I'm building a mixed-integer programming model, and the solver is experiencing a very long run time. So I tried to solve the LP relaxation to the MIP, and I get a similarly long solve time, which surprises me. I was wondering what might make an LP take a long time to solve, without any integrality constraints.
If solving the LP relaxation is taking as much time as solving the corresponding MILP formulation to optimality, I would assume one of two things:
1) Most of the work done by the MILP solver consists of solving the LP relaxation. Solving the LP relaxation is usually a step to solve any MILP with a general-purpose solver. In other words, there is probably no branching going on and preprocessing is not taking much time. That also means that the solution of the LP relaxation satisfies the integrality of the binary variables, which is often a good thing. However, if it is taking too long, I would assume that the formulation is too large. In such case, I would wonder if it would be possible to formulate the problem in a different way, in which the LP formulation is not as strong and probably the solution does not satisfy the integrality of some variables, but that allows you to solve the problem faster either by relying on the solver or implementing your own strategies on top of it. For example, problems with a lot of symmetry might be solved faster with orbital branching than with a formulation having lots of symmetry-breaking constraints. It could also be the case that your current formulation is actually very good, but you are solving problems that are too big.

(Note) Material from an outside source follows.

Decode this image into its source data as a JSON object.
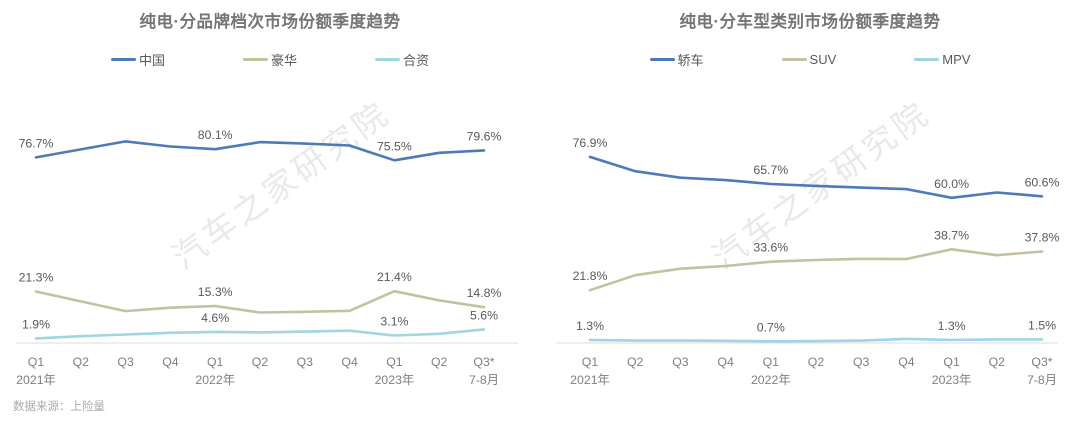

2) Another possibility is that the MILP solver is spending a lot of time in preprocessing, for example by removing redundant rows and simplifying your formulation. In that case, the fact that solving the LP and the MILP takes the same time is more of a coincidence, and you should probably be able to improve your formulation in order to avoid a lengthy preprocessing step.
You can probably check if either of these cases is happening by looking at the solver output while solving your MILP formulation. For a more specific answer, we would need to know what is the formulation that you are trying to solve, how big are the inputs, and what the solver is reporting to you during the process.
If LP takes a long time to solve, you can check a couple of things:
1) How large is the problem? Large LPs (>1 million variables/constraints on a ballpark) can take a long time.
2) How large is the range of coefficients in the objective function and constraints? Having a large range of the coefficients typically hurts computational performance.